Quite often there are challenges in testing in an agile environments such as lack of documentation, changing priorities, less time to test, but with the right mindset and attitude, testers in agile team can provide a lot of value and help the team deliver good quality software on continuous basis.
So, let’s see what makes a good agile tester in an agile team?
Difference Between Testing and Quality Assurance
A good agile tester knows that his job is not limited to only executing test scripts, reporting defects and signing off on releases. Testing is only a portion of the wider quality assurance practice.
Testing is no longer a phase in agile software delivery. It’s a continuous activity before, during and after each sprint. In an agile team everyone is responsible for the quality of the software and quality should be baked in right from the start and not an afterthought.
If any of the stakeholders, BAs, Developers or even other testers in the team are not quality focused, it is the job of the tester to remind the team about the consequences of ignoring good practices to build a quality software.
Technical Knowledge and Test Automation
Test Automation is vital to the success of an agile project because automated tests can provide fast and reliable feedback to the development team. Tests can be automated at different levels with different purposes.
A good agile tester with sound technical knowledge is able to:
- Determine and advise which tests should be automated at which layer.
- Choose the right set of tools to help the testing
- Help the developers in writing automated tests and analyze the results of the automated tests.
- Create different automation suites, such as smoke pack, full regression pack, end-to-end regression pack, etc.
- Minimize the execution time for the automated tests in order to obtain quick feedback
- Execute tests on a continuous basis
- Provide valuable metrics to the business
- Utilize the facilities of different testing tools to help with manual testing
Agile testers also know that no matter how good the automated tests are, exploratory testing is still required to complement test automation, because not all bugs can be found by test automation.

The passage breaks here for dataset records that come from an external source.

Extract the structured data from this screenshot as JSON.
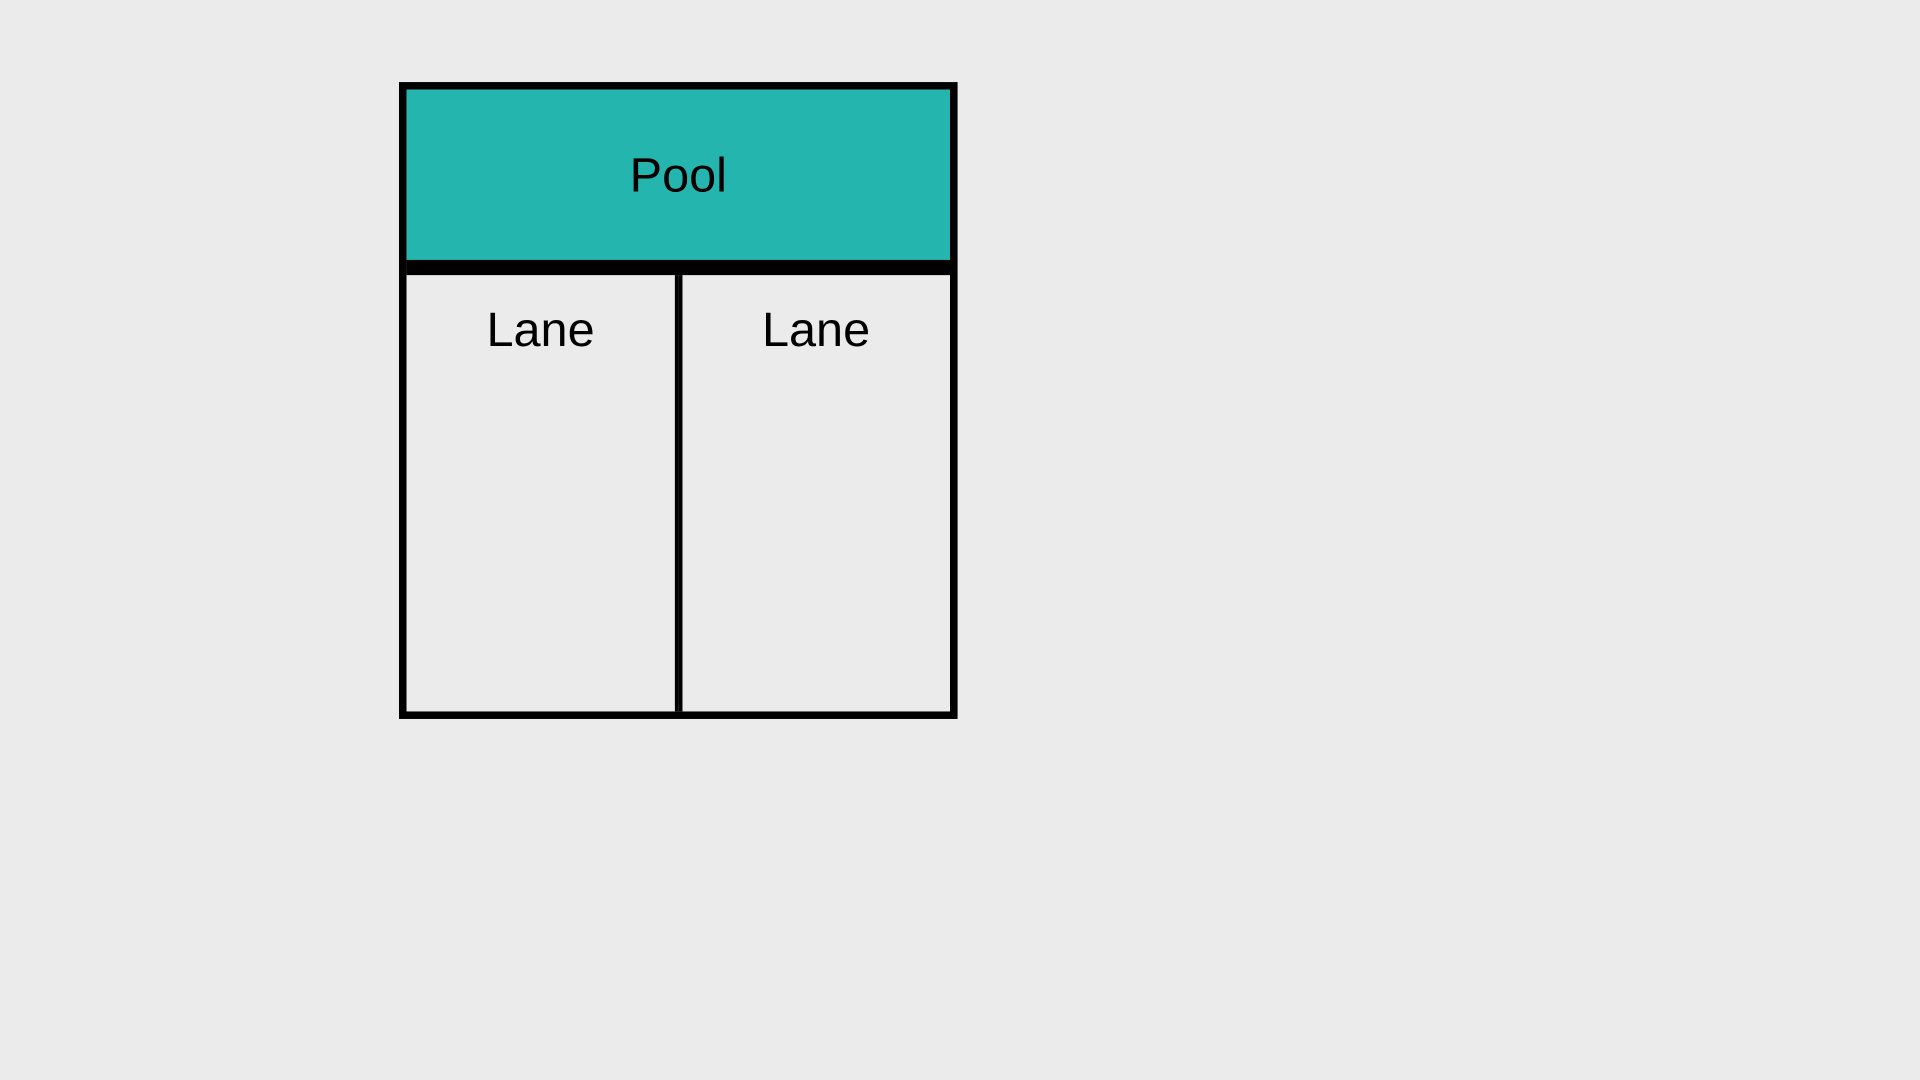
{
  "pool": {
    "header_label": "Pool",
    "lanes": [
      {
        "label": "Lane"
      },
      {
        "label": "Lane"
      }
    ]
  },
  "colors": {
    "pool_header_bg": "#24b6ae",
    "canvas_bg": "#ebebeb",
    "border": "#000000"
  }
}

To get the most benefit out of test automation, best practices should be followed.
Provide Continuous Feedback
One of the key benefits of agile development is being able to deliver a working solution quickly. In order to move fast, we need to get quick feedback on each version of the code.
We should be able to know, within a short period of time, whether new or updated code has caused any regression bugs. Hence, one of the objectives of testing in agile is to provide relevant information about the health of the application quickly.

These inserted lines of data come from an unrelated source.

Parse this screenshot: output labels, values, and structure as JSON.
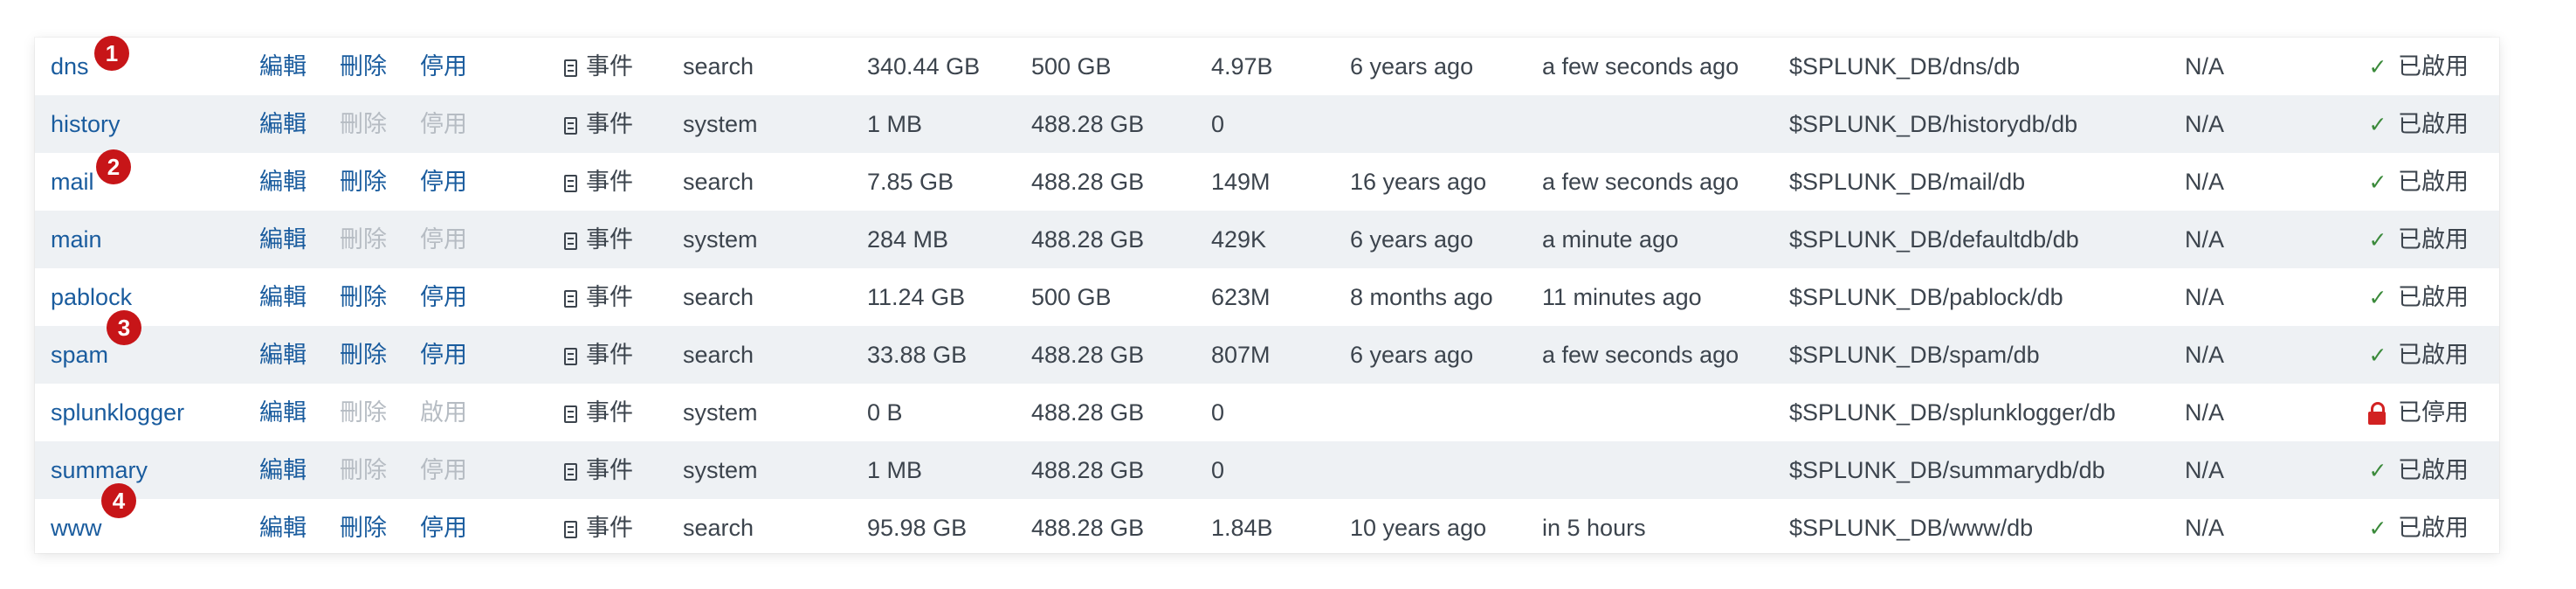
{
  "colors": {
    "link": "#1a5c9e",
    "disabled_text": "#b6bcc3",
    "alternate_row": "#eef1f4",
    "enabled_check": "#3b8a3b",
    "lock": "#d22222",
    "badge": "#c71518"
  },
  "icons": {
    "events": "document-icon",
    "enabled": "checkmark-icon",
    "disabled": "lock-icon"
  },
  "rows": [
    {
      "name": "dns",
      "edit": "編輯",
      "delete": "刪除",
      "toggle": "停用",
      "events": "事件",
      "app": "search",
      "current_size": "340.44 GB",
      "max_size": "500 GB",
      "event_count": "4.97B",
      "earliest_event": "6 years ago",
      "latest_event": "a few seconds ago",
      "home_path": "$SPLUNK_DB/dns/db",
      "frozen_path": "N/A",
      "status": "已啟用",
      "badge": "1"
    },
    {
      "name": "history",
      "edit": "編輯",
      "delete": "刪除",
      "toggle": "停用",
      "events": "事件",
      "app": "system",
      "current_size": "1 MB",
      "max_size": "488.28 GB",
      "event_count": "0",
      "earliest_event": "",
      "latest_event": "",
      "home_path": "$SPLUNK_DB/historydb/db",
      "frozen_path": "N/A",
      "status": "已啟用",
      "badge": ""
    },
    {
      "name": "mail",
      "edit": "編輯",
      "delete": "刪除",
      "toggle": "停用",
      "events": "事件",
      "app": "search",
      "current_size": "7.85 GB",
      "max_size": "488.28 GB",
      "event_count": "149M",
      "earliest_event": "16 years ago",
      "latest_event": "a few seconds ago",
      "home_path": "$SPLUNK_DB/mail/db",
      "frozen_path": "N/A",
      "status": "已啟用",
      "badge": "2"
    },
    {
      "name": "main",
      "edit": "編輯",
      "delete": "刪除",
      "toggle": "停用",
      "events": "事件",
      "app": "system",
      "current_size": "284 MB",
      "max_size": "488.28 GB",
      "event_count": "429K",
      "earliest_event": "6 years ago",
      "latest_event": "a minute ago",
      "home_path": "$SPLUNK_DB/defaultdb/db",
      "frozen_path": "N/A",
      "status": "已啟用",
      "badge": ""
    },
    {
      "name": "pablock",
      "edit": "編輯",
      "delete": "刪除",
      "toggle": "停用",
      "events": "事件",
      "app": "search",
      "current_size": "11.24 GB",
      "max_size": "500 GB",
      "event_count": "623M",
      "earliest_event": "8 months ago",
      "latest_event": "11 minutes ago",
      "home_path": "$SPLUNK_DB/pablock/db",
      "frozen_path": "N/A",
      "status": "已啟用",
      "badge": ""
    },
    {
      "name": "spam",
      "edit": "編輯",
      "delete": "刪除",
      "toggle": "停用",
      "events": "事件",
      "app": "search",
      "current_size": "33.88 GB",
      "max_size": "488.28 GB",
      "event_count": "807M",
      "earliest_event": "6 years ago",
      "latest_event": "a few seconds ago",
      "home_path": "$SPLUNK_DB/spam/db",
      "frozen_path": "N/A",
      "status": "已啟用",
      "badge": "3"
    },
    {
      "name": "splunklogger",
      "edit": "編輯",
      "delete": "刪除",
      "toggle": "啟用",
      "events": "事件",
      "app": "system",
      "current_size": "0 B",
      "max_size": "488.28 GB",
      "event_count": "0",
      "earliest_event": "",
      "latest_event": "",
      "home_path": "$SPLUNK_DB/splunklogger/db",
      "frozen_path": "N/A",
      "status": "已停用",
      "badge": ""
    },
    {
      "name": "summary",
      "edit": "編輯",
      "delete": "刪除",
      "toggle": "停用",
      "events": "事件",
      "app": "system",
      "current_size": "1 MB",
      "max_size": "488.28 GB",
      "event_count": "0",
      "earliest_event": "",
      "latest_event": "",
      "home_path": "$SPLUNK_DB/summarydb/db",
      "frozen_path": "N/A",
      "status": "已啟用",
      "badge": ""
    },
    {
      "name": "www",
      "edit": "編輯",
      "delete": "刪除",
      "toggle": "停用",
      "events": "事件",
      "app": "search",
      "current_size": "95.98 GB",
      "max_size": "488.28 GB",
      "event_count": "1.84B",
      "earliest_event": "10 years ago",
      "latest_event": "in 5 hours",
      "home_path": "$SPLUNK_DB/www/db",
      "frozen_path": "N/A",
      "status": "已啟用",
      "badge": "4"
    }
  ]
}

When issues are reported early, we can fix them straight away and move on. If the feedback loop is delayed, the team have moved on and it becomes more difficult and time consuming to identify the root cause of the issue.
As Kniberg and Skarin put it:
Change something=> Find out how it went => Learn from it => Change something again. Generally speaking you want as short a feedback loop as possible, so you can adapt your process quickly.

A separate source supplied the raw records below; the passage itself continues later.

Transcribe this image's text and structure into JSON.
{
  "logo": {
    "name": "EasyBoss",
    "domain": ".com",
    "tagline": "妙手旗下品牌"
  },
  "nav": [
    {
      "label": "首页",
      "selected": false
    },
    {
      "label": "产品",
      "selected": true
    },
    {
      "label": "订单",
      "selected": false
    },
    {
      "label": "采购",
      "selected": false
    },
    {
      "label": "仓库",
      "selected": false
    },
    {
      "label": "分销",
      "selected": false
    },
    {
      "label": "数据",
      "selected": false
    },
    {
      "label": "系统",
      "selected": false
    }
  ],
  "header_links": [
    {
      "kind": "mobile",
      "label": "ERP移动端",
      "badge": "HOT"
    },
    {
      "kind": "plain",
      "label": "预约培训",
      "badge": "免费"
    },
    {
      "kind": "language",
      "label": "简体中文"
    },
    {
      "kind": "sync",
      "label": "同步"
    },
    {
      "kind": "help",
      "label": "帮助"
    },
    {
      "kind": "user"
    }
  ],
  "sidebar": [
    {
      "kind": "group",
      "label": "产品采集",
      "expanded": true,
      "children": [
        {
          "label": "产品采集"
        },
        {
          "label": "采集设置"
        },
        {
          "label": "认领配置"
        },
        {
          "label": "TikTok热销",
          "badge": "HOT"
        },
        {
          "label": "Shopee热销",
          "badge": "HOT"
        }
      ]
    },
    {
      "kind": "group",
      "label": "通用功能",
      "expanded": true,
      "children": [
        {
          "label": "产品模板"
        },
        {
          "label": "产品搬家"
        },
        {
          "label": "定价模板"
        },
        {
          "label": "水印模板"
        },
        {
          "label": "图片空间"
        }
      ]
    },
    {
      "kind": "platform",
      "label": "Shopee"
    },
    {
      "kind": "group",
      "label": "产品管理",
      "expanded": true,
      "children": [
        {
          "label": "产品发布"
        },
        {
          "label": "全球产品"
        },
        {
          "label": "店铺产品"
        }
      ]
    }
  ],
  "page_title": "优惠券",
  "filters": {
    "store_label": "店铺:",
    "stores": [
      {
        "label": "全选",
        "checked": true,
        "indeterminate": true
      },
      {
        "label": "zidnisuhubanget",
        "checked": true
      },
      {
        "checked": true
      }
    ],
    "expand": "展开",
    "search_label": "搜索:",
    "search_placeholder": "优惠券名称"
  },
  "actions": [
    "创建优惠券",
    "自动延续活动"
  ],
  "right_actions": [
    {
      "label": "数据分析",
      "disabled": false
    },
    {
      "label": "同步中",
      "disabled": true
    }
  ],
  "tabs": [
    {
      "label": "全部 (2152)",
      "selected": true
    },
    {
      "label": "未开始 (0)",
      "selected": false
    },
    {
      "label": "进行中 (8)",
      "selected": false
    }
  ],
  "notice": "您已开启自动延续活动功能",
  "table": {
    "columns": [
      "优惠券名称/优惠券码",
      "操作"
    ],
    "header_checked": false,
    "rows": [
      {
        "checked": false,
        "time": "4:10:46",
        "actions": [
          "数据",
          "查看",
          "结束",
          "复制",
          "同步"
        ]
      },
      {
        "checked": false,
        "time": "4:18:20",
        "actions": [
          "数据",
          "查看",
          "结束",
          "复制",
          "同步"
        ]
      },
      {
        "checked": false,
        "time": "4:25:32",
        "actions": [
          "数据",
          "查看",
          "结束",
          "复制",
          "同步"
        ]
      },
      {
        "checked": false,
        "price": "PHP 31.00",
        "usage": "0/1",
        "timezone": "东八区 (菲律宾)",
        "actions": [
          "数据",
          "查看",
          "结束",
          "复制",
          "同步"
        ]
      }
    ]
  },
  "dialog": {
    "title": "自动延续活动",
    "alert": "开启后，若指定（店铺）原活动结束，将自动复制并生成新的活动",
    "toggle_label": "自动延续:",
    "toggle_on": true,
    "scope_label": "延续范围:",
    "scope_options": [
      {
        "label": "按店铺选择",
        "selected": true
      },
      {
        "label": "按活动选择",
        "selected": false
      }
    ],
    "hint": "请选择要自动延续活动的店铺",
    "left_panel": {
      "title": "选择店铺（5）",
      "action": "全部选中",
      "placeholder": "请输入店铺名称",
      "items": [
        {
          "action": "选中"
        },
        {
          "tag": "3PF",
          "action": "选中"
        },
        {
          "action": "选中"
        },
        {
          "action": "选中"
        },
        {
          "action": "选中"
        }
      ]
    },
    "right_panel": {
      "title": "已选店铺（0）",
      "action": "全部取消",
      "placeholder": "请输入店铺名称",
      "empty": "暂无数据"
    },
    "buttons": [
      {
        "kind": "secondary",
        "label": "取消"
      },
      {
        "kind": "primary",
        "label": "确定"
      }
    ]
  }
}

Feedback can be provided in many forms such as:
- Pair Programming
- Code Reviews
- Unit Tests
- Automated Integration Tests
- Automated Acceptance Tests
- Automated Regression Tests
- Exploratory Testing
Of course the agile tester should ensure that proper and effective tests are written and executed at each level.
Well Versed in Agile Methodologies
Good agile testers have read and understood the agile manifesto and implement its principles on their daily tasks. Agile testers know that they are part of the delivery team and that there is no separation of testing phase and development phase, but rather testing is a continuous activity which happens as part of the development.
Good agile testers know that change is inevitable and that priorities change on a daily basis. There might be last minute urgent production bug fixes which requires testing as well as testing the new features and functionality.
Agile Testers understand the agile terminologies and participate in the activities. They read books such as Agile Testing by Lisa Crispin and Janet Gregory, User Stories Applied by Mike Cohn, Specifications By Example by Gojko Adzic.
Domain Knowledge
In order to be able to design effective tests which are aimed at finding bugs and execute a successful exploratory testing session, agile testers need to have good understanding and knowledge of the domain application.
Good agile testers spend time to learn the terminology of the specific domain, understand architectural diagrams and help devise meaningful business case scenarios.
Although domain knowledge is vital in agile testing environments, because of the short time and crazy workload, good agile testers are highly skilled in the test profession so that they can design less tests with more coverage and are comfortable using techniques such as pairwise to design tests.
Domain knowledge can be obtained by talking to BAs and Developers, working with the application, and reading specifications.
Eager to Learn and Improve
An Agile team should, between the team members, have all the necessary skills to build and deliver a good solution, encompassing technical and business skills.
Team members in agile teams are multi-skilled. Developers know the importance of testing (or at least they should) and write automated tests where appropriate and applicable.
Likewise, good agile testers keep up with the changing technologies, learn new skills, such as coding/programming, HTTP, databases, API testing, technical testing in order to help their peer developers to keep moving fast.
Having said that, it does not mean that if a tester cannot code has no place in an agile team. Highly skilled testers provide a lot of value to the agile team, however having technical knowledge helps develop their career further and be more in demand.